Following the Reviewer’s request, we have now carried out new experiments to assess the EGFR autophosphorylation on Y1068 and Y1045, as well as downstream activation of p42/44 ERK MAPK. We added these new data in the revised Figure 5C, accordingly.
Fig 5D: Similar to 3D, Membrane/ Cytosol and Endosome fractionation showing EGFR levels should be shown in Ezrin null MEFs as well, and further substantiated with surface biotinylation for cell surface EGFR.

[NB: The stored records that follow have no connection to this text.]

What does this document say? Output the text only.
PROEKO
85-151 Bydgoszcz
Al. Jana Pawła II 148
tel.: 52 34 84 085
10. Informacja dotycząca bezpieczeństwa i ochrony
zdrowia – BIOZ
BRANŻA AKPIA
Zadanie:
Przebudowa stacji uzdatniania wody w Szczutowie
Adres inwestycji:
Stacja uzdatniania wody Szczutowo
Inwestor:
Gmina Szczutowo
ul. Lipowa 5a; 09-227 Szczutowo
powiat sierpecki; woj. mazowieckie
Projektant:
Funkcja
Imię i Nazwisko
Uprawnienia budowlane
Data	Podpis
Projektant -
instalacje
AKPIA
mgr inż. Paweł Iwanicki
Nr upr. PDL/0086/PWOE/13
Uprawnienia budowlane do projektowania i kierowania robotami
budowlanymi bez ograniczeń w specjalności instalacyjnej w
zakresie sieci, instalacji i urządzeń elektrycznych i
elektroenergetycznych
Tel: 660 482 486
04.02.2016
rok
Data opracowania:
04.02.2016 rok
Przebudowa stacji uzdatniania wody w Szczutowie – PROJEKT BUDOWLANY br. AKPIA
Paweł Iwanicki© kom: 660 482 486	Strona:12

Following the Reviewer’s request, we show that EGFR was not localized on endosomes upon EGF (Figure Supplement 2G).
Supplement 2E: The blots show lower expression of EGFR and higher MAPK activation in EZR KO cells, contradicting the data in the other cells.
We apologize because we have created some confusion. It occurred during the preparation of Figure supplement 2E, reflecting image of a previous not finalized version of the Figure. We have now removed the error and replaced with a correct WB panel.
Supplement 2F: The authors should repeat the NSC668394 experiment using: 1) multiple doses, 2) In both the Ezrin KO and null cell lines 3) and repeat 3X to quantify differences in total EGFR.
We respectfully disagree with the Reviewer and feel that addressing this point by additional studies on dose response of NSC668394, as the Reviewer suggests, is outside the scope of this manuscript. However, we would like to point out that we have already conducted extensive studies on the doseresponse effects of NSC668394 administration in vitro (Patent: WO2020070333A1).
Moreover, we apologize for not having provided enough information about the number of biological independent replicates for WB analyses. Therefore, to fill this gap of information we have expanded the Material and Methods section, accordingly.
Patent: WO2020070333A1 - Ezrin inhibitors and uses thereof
Fig 6A: The IP experiments should be repeated with Control IgG
We have now fixed this inaccuracy in the revised manuscript.
Typos:
(1) Figure 3D: Citosol
We have now fixed this inaccuracy in the revised manuscript.
(2) Line 216-217: "increased EGFR protein 217 levels on purified membranes and endosomes (Figure 3D and E)" - That should be decreased EGFR on endosomes in accordance with Figure 3D (lower panels)
We have now fixed this inaccuracy in the revised manuscript.
(3) Abstract: "Consistently, Medaka fish deficient for Ezrin exhibit defective endo-lysosomal pathway"
We have now fixed this inaccuracy in the revised manuscript.